Detection Strategies
- Audit GitHub Actions workflow run logs for fork pull requests that executed steps consuming secrets prior to the patch.
- Inspect Docker Hub audit logs for image pushes, tag changes, and token usage that do not align with maintainer activity.
- Review GitHub repository secret access logs and rotate any token used by the vulnerable workflow.
Monitoring Recommendations
- Enable GitHub Advanced Security and configure alerts for workflows that combine pull_request_target with actions/checkout of the pull request head.
- Forward GitHub audit logs and Docker Hub registry events into a centralized SIEM for correlation.
- Alert on first-time publisher identities pushing to production container registries.
How to Mitigate CVE-2026-45131
Immediate Actions Required
- Update the repository to commit fcf9302 or later, which removes the privileged execution of untrusted fork code.
- Rotate all secrets exposed to the vulnerable workflow, including DOCKERHUB_TOKEN and any GitHub personal access tokens stored in repository or organization secrets.
- Review all container images published from the repository since the workflow was introduced and revoke any that cannot be verified.
- Pin GitHub Actions to commit SHAs and enable required reviewer approval for workflow runs from first-time contributors.
Patch Information
The fix is available in commit fcf9302 of the CloudPirates Helm Charts repository.

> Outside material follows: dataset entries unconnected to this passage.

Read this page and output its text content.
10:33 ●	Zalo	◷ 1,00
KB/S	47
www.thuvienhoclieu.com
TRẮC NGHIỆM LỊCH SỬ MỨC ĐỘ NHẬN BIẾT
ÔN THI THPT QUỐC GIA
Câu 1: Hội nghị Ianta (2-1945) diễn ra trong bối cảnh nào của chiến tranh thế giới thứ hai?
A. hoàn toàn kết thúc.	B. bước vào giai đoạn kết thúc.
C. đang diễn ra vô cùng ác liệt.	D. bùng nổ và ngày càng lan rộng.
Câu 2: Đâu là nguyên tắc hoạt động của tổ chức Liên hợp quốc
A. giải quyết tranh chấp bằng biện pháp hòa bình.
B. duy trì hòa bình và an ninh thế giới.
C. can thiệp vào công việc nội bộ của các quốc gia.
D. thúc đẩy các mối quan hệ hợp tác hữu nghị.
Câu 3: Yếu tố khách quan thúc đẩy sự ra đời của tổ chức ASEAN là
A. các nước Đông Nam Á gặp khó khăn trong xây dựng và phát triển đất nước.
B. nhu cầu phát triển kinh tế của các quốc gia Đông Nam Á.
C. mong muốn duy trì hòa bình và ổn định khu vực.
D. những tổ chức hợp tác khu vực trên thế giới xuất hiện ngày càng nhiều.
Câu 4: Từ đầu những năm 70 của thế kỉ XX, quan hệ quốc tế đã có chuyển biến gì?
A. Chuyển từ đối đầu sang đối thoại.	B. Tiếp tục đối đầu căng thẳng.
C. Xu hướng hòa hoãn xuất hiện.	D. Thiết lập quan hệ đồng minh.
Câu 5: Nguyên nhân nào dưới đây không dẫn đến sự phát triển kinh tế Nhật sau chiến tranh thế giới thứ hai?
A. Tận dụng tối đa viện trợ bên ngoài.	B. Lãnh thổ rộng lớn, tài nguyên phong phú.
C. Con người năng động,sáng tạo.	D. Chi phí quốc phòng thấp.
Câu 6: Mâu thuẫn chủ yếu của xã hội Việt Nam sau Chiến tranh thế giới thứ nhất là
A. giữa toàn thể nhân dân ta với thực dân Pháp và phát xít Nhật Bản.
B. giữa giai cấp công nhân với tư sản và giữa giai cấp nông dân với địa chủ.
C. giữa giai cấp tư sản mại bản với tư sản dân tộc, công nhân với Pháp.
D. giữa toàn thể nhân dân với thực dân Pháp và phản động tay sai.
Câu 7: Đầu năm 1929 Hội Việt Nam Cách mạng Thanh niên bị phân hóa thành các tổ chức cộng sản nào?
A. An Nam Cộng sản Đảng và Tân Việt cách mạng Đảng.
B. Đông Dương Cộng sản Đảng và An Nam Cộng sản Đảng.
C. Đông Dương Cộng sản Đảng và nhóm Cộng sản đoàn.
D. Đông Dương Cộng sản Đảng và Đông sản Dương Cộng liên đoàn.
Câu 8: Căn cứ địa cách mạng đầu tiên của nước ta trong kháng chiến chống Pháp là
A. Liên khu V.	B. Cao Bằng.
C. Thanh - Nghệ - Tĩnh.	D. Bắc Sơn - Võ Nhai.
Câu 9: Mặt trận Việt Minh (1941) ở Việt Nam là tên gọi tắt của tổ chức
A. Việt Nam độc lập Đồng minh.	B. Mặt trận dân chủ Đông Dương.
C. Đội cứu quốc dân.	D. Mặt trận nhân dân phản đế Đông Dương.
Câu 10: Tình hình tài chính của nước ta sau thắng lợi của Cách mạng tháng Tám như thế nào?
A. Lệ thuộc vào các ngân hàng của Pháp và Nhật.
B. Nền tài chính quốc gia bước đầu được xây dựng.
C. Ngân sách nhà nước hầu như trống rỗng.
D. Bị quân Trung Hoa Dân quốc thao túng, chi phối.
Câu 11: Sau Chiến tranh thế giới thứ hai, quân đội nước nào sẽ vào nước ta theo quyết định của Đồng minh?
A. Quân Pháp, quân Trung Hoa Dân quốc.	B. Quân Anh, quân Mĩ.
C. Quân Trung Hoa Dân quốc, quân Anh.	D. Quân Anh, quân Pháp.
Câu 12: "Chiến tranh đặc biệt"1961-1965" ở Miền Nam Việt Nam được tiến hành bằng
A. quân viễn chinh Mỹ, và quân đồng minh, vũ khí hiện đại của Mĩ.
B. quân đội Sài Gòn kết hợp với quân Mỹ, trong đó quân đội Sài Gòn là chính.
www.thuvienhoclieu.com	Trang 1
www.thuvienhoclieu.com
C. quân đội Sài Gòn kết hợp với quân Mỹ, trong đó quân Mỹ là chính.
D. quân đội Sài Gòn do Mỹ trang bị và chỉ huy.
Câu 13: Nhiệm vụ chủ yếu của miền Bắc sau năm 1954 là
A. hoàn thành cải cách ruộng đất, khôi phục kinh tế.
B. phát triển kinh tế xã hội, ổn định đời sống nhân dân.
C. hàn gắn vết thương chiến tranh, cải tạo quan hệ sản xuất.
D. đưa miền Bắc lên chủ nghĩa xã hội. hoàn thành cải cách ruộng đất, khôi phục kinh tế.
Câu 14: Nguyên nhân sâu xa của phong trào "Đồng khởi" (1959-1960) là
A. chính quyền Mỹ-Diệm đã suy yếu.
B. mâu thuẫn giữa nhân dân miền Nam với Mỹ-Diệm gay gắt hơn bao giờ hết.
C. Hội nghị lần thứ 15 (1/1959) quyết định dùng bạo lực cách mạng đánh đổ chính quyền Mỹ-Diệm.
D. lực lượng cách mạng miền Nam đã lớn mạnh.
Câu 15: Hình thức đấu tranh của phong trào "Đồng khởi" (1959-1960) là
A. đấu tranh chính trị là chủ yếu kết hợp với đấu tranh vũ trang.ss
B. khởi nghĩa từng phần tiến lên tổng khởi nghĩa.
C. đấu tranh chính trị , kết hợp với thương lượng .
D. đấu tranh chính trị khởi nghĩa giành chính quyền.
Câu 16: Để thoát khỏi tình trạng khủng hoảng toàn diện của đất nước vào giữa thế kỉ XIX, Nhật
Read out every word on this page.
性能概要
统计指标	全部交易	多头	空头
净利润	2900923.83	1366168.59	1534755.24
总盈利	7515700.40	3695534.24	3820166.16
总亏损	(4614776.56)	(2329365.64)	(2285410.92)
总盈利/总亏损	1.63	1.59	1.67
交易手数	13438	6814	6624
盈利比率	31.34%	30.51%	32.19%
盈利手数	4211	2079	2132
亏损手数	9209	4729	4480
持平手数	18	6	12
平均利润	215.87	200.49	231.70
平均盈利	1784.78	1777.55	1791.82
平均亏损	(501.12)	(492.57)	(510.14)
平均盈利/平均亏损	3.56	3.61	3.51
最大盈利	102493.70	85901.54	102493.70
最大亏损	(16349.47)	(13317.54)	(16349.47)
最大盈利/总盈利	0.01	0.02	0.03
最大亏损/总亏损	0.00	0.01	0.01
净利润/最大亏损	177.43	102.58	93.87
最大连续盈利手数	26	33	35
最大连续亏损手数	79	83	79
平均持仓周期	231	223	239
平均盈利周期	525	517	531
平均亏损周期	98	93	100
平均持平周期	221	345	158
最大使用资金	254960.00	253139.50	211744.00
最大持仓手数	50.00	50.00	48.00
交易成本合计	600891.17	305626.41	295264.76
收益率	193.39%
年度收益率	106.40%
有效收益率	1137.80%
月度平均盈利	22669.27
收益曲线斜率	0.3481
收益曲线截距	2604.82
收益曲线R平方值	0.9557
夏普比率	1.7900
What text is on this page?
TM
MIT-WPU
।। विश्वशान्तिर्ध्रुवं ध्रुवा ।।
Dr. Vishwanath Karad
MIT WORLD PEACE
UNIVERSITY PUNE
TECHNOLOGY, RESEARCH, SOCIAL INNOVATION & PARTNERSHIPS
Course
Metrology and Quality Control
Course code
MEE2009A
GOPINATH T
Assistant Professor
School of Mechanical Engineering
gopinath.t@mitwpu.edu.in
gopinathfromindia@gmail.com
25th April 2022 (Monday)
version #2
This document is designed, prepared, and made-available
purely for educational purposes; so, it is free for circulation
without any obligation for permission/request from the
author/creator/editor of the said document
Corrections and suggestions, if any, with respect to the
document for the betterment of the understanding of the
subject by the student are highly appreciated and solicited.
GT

The patch restructures the workflow so that fork-supplied code no longer executes in a context with access to repository secrets. Consumers who fork or vendor this workflow must apply the equivalent change to their own copies.
Workarounds
- Replace pull_request_target with pull_request for any job that executes fork code, accepting the loss of secret access for those jobs.
- Split workflows so that secret-consuming steps only run on the base branch after merge, never against fork content.
- Require maintainer approval before workflows run on pull requests from first-time contributors using the repository setting under Actions > General.
# Configuration example: safe workflow trigger separation
on:
pull_request:
branches: [main]
push:
branches: [main]
jobs:
test:
# Runs on untrusted fork code WITHOUT secrets
runs-on: ubuntu-latest
steps:
- uses: actions/checkout@v4
- run: helm lint charts/*
publish:
# Runs only on trusted base branch WITH secrets
if: github.event_name == 'push'
runs-on: ubuntu-latest
steps:
- uses: actions/checkout@v4
- name: Push image
env:
DOCKERHUB_TOKEN: ${{ secrets.DOCKERHUB_TOKEN }}
run: ./scripts/publish.sh
Disclaimer: This content was generated using AI. While we strive for accuracy, please verify critical information with official sources.